Моя мать была учительницей по призванию. Она любила почти всех учеников, по-своему любила даже оболдуев и остолопов – ей нравилось высекать из этих кремней искры. Она жила интересами школы. Непорядки в школе она переживала как непорядки в собственном доме. И все-таки ее нравственное влияние на учеников, ее содействие их общему развитию было важнее того, что она давала им на уроках. Связующим звеном между нею и учениками служил я. Ко мне постоянно приходили товарищи – и «просто так», и для коллективного чтения изучаемых произведений, имевшихся в крайне ограниченном количестве экземпляров. Так, например, я прочел вслух моим приятелям «Ткачей» Гауптмана, «Обломова». Мать беседовала с моими товарищами о литературе, рассказывала им о своих московских театральных и музыкальных впечатлениях. Она создавала им атмосферу радушной простоты. Ребята не боялись ходить в дом к учительнице. Они только конфузились, когда моя мать угощала их. Ей всякий раз стоило труда перебороть их деликатность. Но она добивалась своего и хоть чем-нибудь да подкармливала их. Особенно заботилась она о крестьянских детях: они жили в городе у чужих людей, и побаловать их было некому.
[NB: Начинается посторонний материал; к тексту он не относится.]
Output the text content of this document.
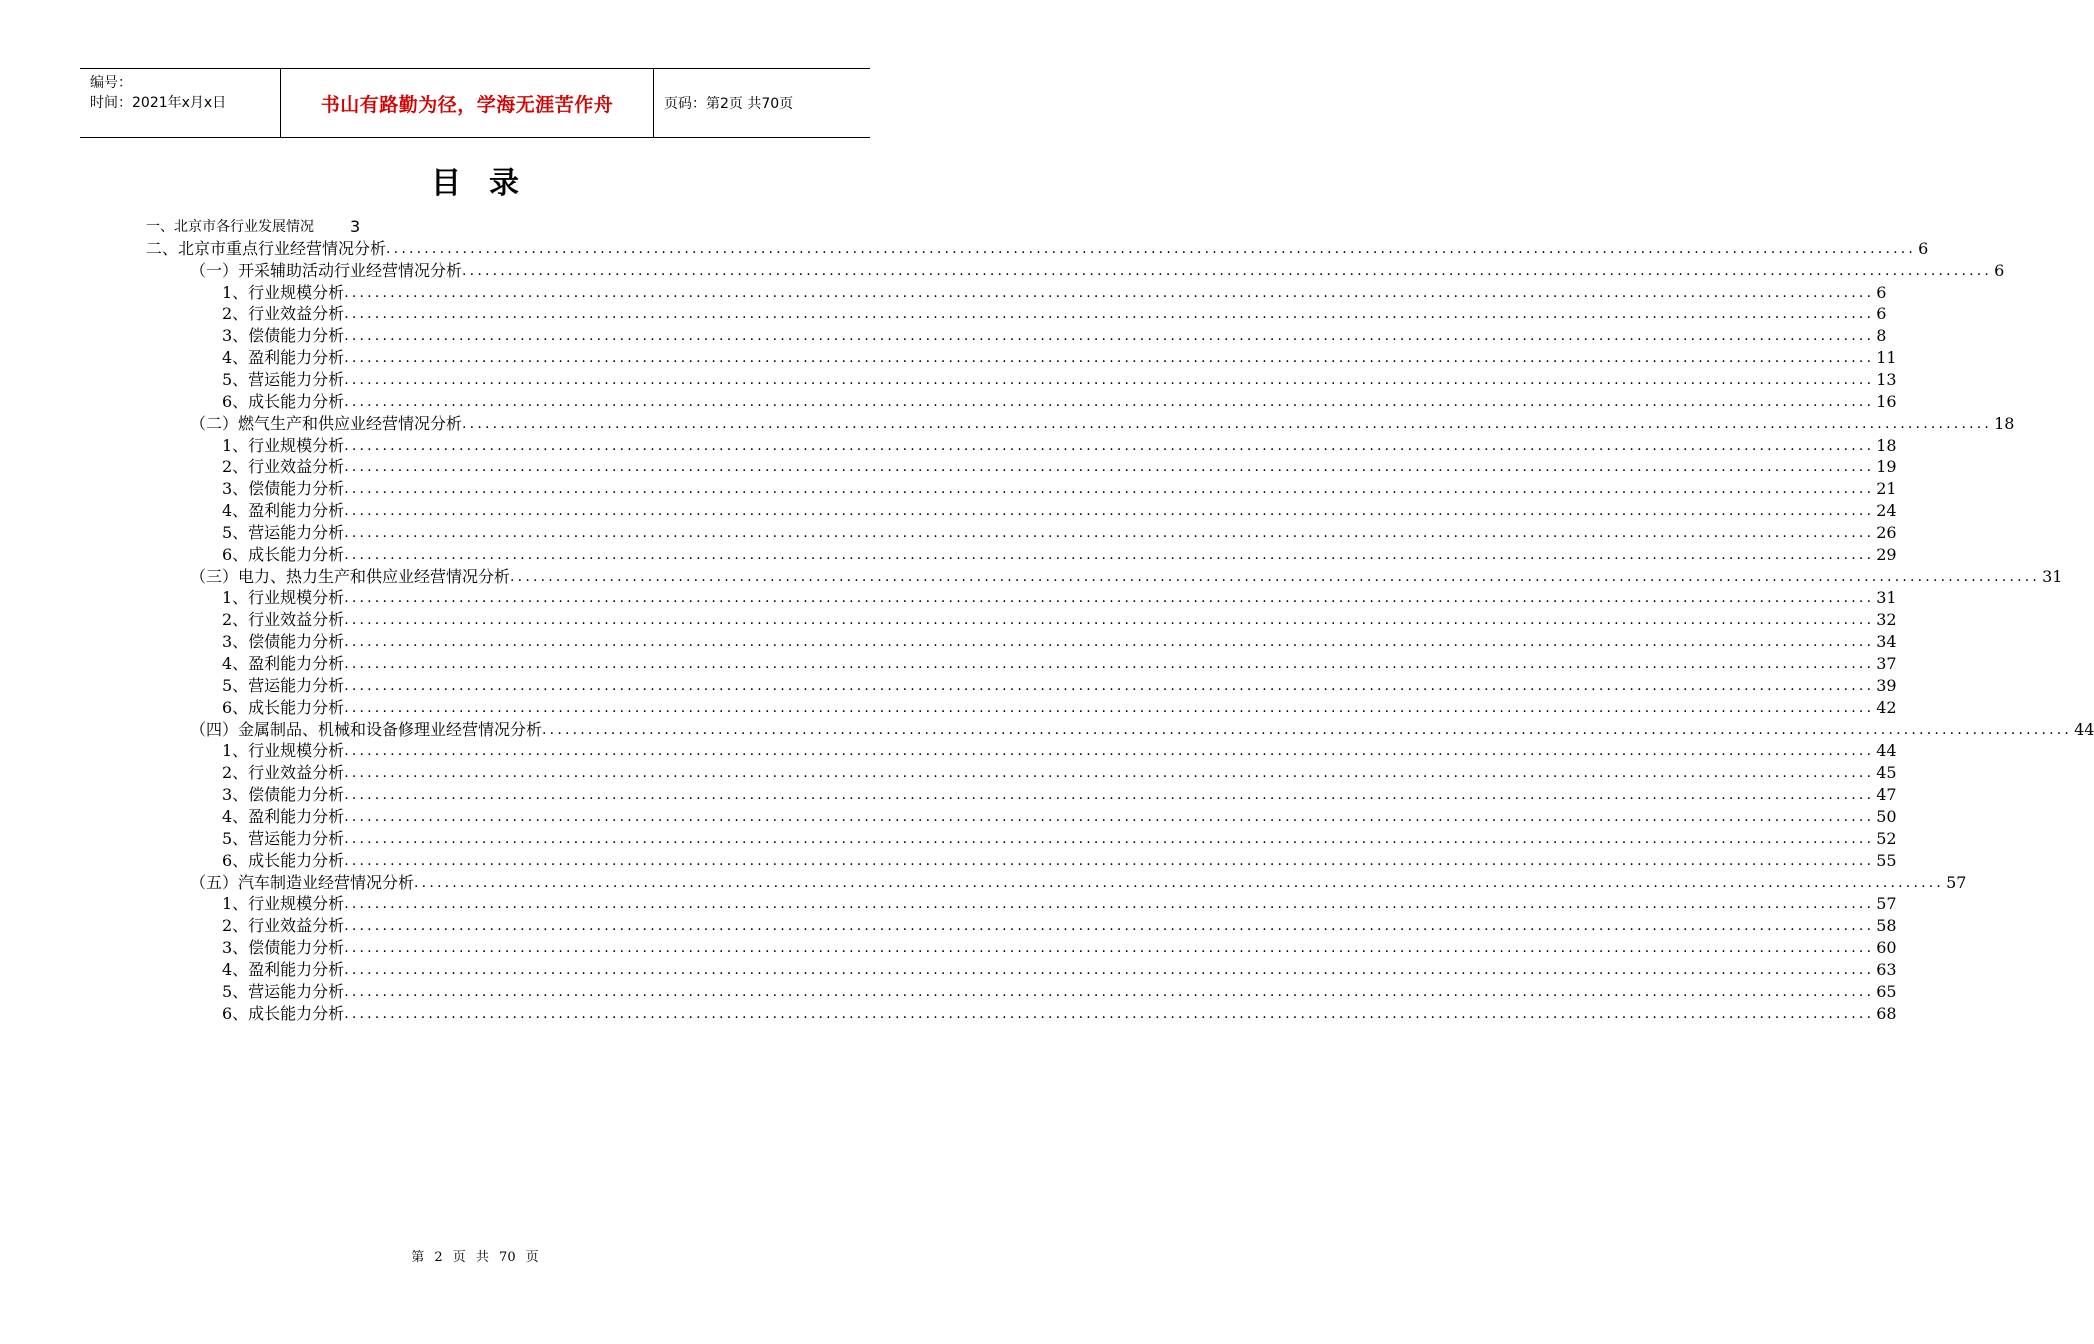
编号：
时间：2021年x月x日	书山有路勤为径，学海无涯苦作舟	页码：第2页 共70页
目录
一、北京市各行业发展情况	3
二、北京市重点行业经营情况分析 ........................................................................................................................................................................................................ 6
（一）开采辅助活动行业经营情况分析 ........................................................................................................................................................................................................ 6
1、行业规模分析 ........................................................................................................................................................................................................ 6
2、行业效益分析 ........................................................................................................................................................................................................ 6
3、偿债能力分析 ........................................................................................................................................................................................................ 8
4、盈利能力分析 ........................................................................................................................................................................................................ 11
5、营运能力分析 ........................................................................................................................................................................................................ 13
6、成长能力分析 ........................................................................................................................................................................................................ 16
（二）燃气生产和供应业经营情况分析 ........................................................................................................................................................................................................ 18
1、行业规模分析 ........................................................................................................................................................................................................ 18
2、行业效益分析 ........................................................................................................................................................................................................ 19
3、偿债能力分析 ........................................................................................................................................................................................................ 21
4、盈利能力分析 ........................................................................................................................................................................................................ 24
5、营运能力分析 ........................................................................................................................................................................................................ 26
6、成长能力分析 ........................................................................................................................................................................................................ 29
（三）电力、热力生产和供应业经营情况分析 ........................................................................................................................................................................................................ 31
1、行业规模分析 ........................................................................................................................................................................................................ 31
2、行业效益分析 ........................................................................................................................................................................................................ 32
3、偿债能力分析 ........................................................................................................................................................................................................ 34
4、盈利能力分析 ........................................................................................................................................................................................................ 37
5、营运能力分析 ........................................................................................................................................................................................................ 39
6、成长能力分析 ........................................................................................................................................................................................................ 42
（四）金属制品、机械和设备修理业经营情况分析 ........................................................................................................................................................................................................ 44
1、行业规模分析 ........................................................................................................................................................................................................ 44
2、行业效益分析 ........................................................................................................................................................................................................ 45
3、偿债能力分析 ........................................................................................................................................................................................................ 47
4、盈利能力分析 ........................................................................................................................................................................................................ 50
5、营运能力分析 ........................................................................................................................................................................................................ 52
6、成长能力分析 ........................................................................................................................................................................................................ 55
（五）汽车制造业经营情况分析 ........................................................................................................................................................................................................ 57
1、行业规模分析 ........................................................................................................................................................................................................ 57
2、行业效益分析 ........................................................................................................................................................................................................ 58
3、偿债能力分析 ........................................................................................................................................................................................................ 60
4、盈利能力分析 ........................................................................................................................................................................................................ 63
5、营运能力分析 ........................................................................................................................................................................................................ 65
6、成长能力分析 ........................................................................................................................................................................................................ 68
第 2 页 共 70 页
В 50-х годах, когда моя мать доживала свою жизнь в Калуге, она получала от своих бывших учеников письма. Они сохранились. Привожу отрывки.
Дорогая Елена Михайловна!
Поздравляем Вас с наступающим Новым годом и желаем Вам доброго здоровья и благополучия в жизни.
Нет возможности в письме выразить то чувство глубокой благодарности, которое наполняет наши сердца за все, что Вы своим трудом и теплым вниманием сделали для нас.
Ваша абсолютная честность, истинно христианское человеколюбие и мужество, с которым Вы переносили тяжелые удары судьбы, служат для нас светлым примером всего лучшего, что может иметь человек.
Ваши ученики:
Из письма Семы Левашкевича:
Дорогая Елена Михайловна!
………………………………………………………………………………….
Прошли долгие годы, но все свежо в моей памяти: и дом с крылечком, где так приятно проходили дни и вечера моего детства, дом, где вечерами мы собирались у самоварчика, и Ваш всегда интересный, а порой веселый и забавный разговор, и лица тех дорогих людей, которых уж нет с нами.
Могу ли я забыть Вас, когда Вы меня, нищего ребенка, волею жестокой судьбы занесенного в Перемышль[18]
, приблизили к своему дому, к своему сыну и сделали из меня человека? Тем, что я честный человек, я обязан только Вам.………………………………………………………………………………….
Крепко целую Вас.
Ваш
Из письма Семена Левашкевича ко мне от 13 февраля 1978 года: «Да, счастливые были эти тяжелые годы детства. Был голод, тяжелая нужда, постоянная тревога за братьев, которые сражались на фронтах гражданской войны, было страстное желание учиться, с жадностью тянулись к знаниям, к настоящей культуре. В эти тяжелые годы легко можно было попасть на преступный путь. Но нам и в голову никогда не приходило украсть что-либо, нахулиганить или нагрубить старшим. Этим мы во многом обязаны нашим учителям и особенно твоей маме. Она мужественно прошла свой тернистый путь, не уронив достоинства и чести».
В пятом классе я стал изучать историю. Историю преподавала у нас перемышлянка, окончившая в Москве Высшие женские курсы, бывшая начальница перемышльской гимназии, в которую с течением лет переросла наша прогимназия, Надежда Васильевна Лебедева, жена преподавателя математики Петра Михайловича Лебедева, который после того, как техникум у нас прикрыли, стал заведующим школой-девятилеткой. (Тогда еще заведовать школами разрешалось и беспартийным; к концу 20-х годов беспартийных «завов» начали постепенно замещать партийцами.)
В пятом классе мы проходили древнюю историю. Народный комиссариат по просвещению (Наркомпрос) приказал изучать ее по учебнику Виппера. Сие пособие было написано как будто нарочно для того, чтобы раз навсегда отбить у тех несчастных, кто будет им пользоваться, всякую охоту углубляться в историю. На совесть бездарный ученый муж ухитрился один из самых увлекательных предметов покрыть пыльными волокнами скуки. Еще и сейчас, когда я слышу фамилию «Виппер», у меня зеленеет в глазах.
Те, что вроде меня обожали историю, взвыли. Мы обратились к Надежде Васильевне с мольбой: нельзя ли чем-нибудь заменить опостылевшего нам Виппера? Надежда Васильевна, в глубине души разделяя наше отвращение к этой мертвечине, пошла нам навстречу. «Зубрилы» довольствовались Виппером. А «бунтарям» Надежда Васильевна предложила записывать ее рассказы и дополнять их чтением художественных произведений на сюжеты, почерпнутые из древней истории.